Ms Taylor, a Breckland Labour councillor who was voted into the police post in May, said the force was increasingly stretched by a growing gap between its resources and what the public expected from it.
But her comments about public expectations may raise ire in some quarters.
Last year, it emerged the force had closed more than half of the reported cases of theft, either because no suspect could be identified or the crime had been “investigated as far as reasonably possible”.
And the most recent annual inspection of the force found it required improvement in the way it responded to the public, with more than a fifth of callers to its 101 service giving up because they took too long to answer the phone.
Ms Taylor said that the policing service was struggling to meet the expectations of people across Norfolk, which she believes have increased in recent years.
“We have got a growing gap between people’s expectations of us and our abilities to deliver with the resources we have,” she said.
She declined to specify in what areas of policing people’s expectations had risen.

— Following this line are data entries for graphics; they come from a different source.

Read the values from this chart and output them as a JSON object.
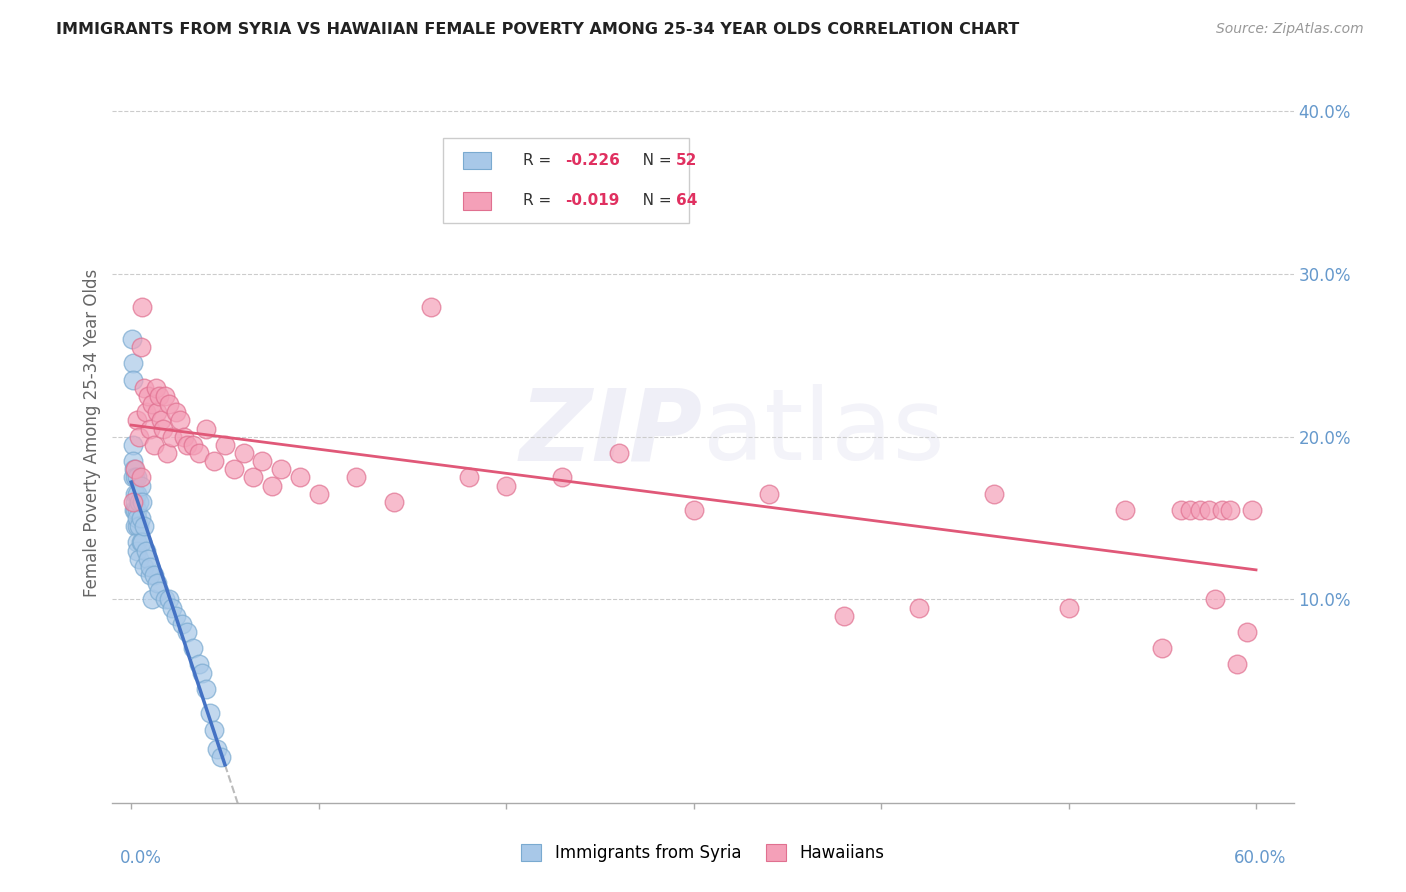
{
  "title": "IMMIGRANTS FROM SYRIA VS HAWAIIAN FEMALE POVERTY AMONG 25-34 YEAR OLDS CORRELATION CHART",
  "source": "Source: ZipAtlas.com",
  "ylabel": "Female Poverty Among 25-34 Year Olds",
  "xlim": [
    0,
    0.6
  ],
  "ylim": [
    0,
    0.42
  ],
  "blue_color": "#A8C8E8",
  "blue_edge_color": "#7AAAD0",
  "pink_color": "#F4A0B8",
  "pink_edge_color": "#E07090",
  "blue_line_color": "#4472C4",
  "pink_line_color": "#E05878",
  "dashed_line_color": "#BBBBBB",
  "watermark_color": "#CCCCDD",
  "grid_color": "#CCCCCC",
  "ytick_color": "#6699CC",
  "xtick_color": "#6699CC",
  "syria_x": [
    0.0005,
    0.0008,
    0.001,
    0.001,
    0.001,
    0.0012,
    0.0015,
    0.0015,
    0.002,
    0.002,
    0.002,
    0.002,
    0.002,
    0.003,
    0.003,
    0.003,
    0.003,
    0.003,
    0.003,
    0.003,
    0.004,
    0.004,
    0.004,
    0.005,
    0.005,
    0.005,
    0.006,
    0.006,
    0.007,
    0.007,
    0.008,
    0.009,
    0.01,
    0.01,
    0.011,
    0.012,
    0.014,
    0.015,
    0.018,
    0.02,
    0.022,
    0.024,
    0.027,
    0.03,
    0.033,
    0.036,
    0.038,
    0.04,
    0.042,
    0.044,
    0.046,
    0.048
  ],
  "syria_y": [
    0.26,
    0.245,
    0.235,
    0.175,
    0.195,
    0.185,
    0.18,
    0.155,
    0.175,
    0.165,
    0.155,
    0.145,
    0.16,
    0.175,
    0.165,
    0.155,
    0.145,
    0.135,
    0.15,
    0.13,
    0.16,
    0.145,
    0.125,
    0.17,
    0.15,
    0.135,
    0.16,
    0.135,
    0.145,
    0.12,
    0.13,
    0.125,
    0.115,
    0.12,
    0.1,
    0.115,
    0.11,
    0.105,
    0.1,
    0.1,
    0.095,
    0.09,
    0.085,
    0.08,
    0.07,
    0.06,
    0.055,
    0.045,
    0.03,
    0.02,
    0.008,
    0.003
  ],
  "hawaii_x": [
    0.001,
    0.002,
    0.003,
    0.004,
    0.005,
    0.005,
    0.006,
    0.007,
    0.008,
    0.009,
    0.01,
    0.011,
    0.012,
    0.013,
    0.014,
    0.015,
    0.016,
    0.017,
    0.018,
    0.019,
    0.02,
    0.022,
    0.024,
    0.026,
    0.028,
    0.03,
    0.033,
    0.036,
    0.04,
    0.044,
    0.05,
    0.055,
    0.06,
    0.065,
    0.07,
    0.075,
    0.08,
    0.09,
    0.1,
    0.12,
    0.14,
    0.16,
    0.18,
    0.2,
    0.23,
    0.26,
    0.3,
    0.34,
    0.38,
    0.42,
    0.46,
    0.5,
    0.53,
    0.55,
    0.56,
    0.565,
    0.57,
    0.575,
    0.578,
    0.582,
    0.586,
    0.59,
    0.595,
    0.598
  ],
  "hawaii_y": [
    0.16,
    0.18,
    0.21,
    0.2,
    0.255,
    0.175,
    0.28,
    0.23,
    0.215,
    0.225,
    0.205,
    0.22,
    0.195,
    0.23,
    0.215,
    0.225,
    0.21,
    0.205,
    0.225,
    0.19,
    0.22,
    0.2,
    0.215,
    0.21,
    0.2,
    0.195,
    0.195,
    0.19,
    0.205,
    0.185,
    0.195,
    0.18,
    0.19,
    0.175,
    0.185,
    0.17,
    0.18,
    0.175,
    0.165,
    0.175,
    0.16,
    0.28,
    0.175,
    0.17,
    0.175,
    0.19,
    0.155,
    0.165,
    0.09,
    0.095,
    0.165,
    0.095,
    0.155,
    0.07,
    0.155,
    0.155,
    0.155,
    0.155,
    0.1,
    0.155,
    0.155,
    0.06,
    0.08,
    0.155
  ]
}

She added: “Life has become so much easier in so many ways – such as shopping online at the click of a button. Our expectations of all services, including policing, have naturally increased over time and the constabulary has consistently worked to meet those expectations.
“The challenge is that, in the face of years of funding cuts, not only to the police but also the other partners involved in the criminal justice system, meeting those expectations is becoming increasingly challenging.”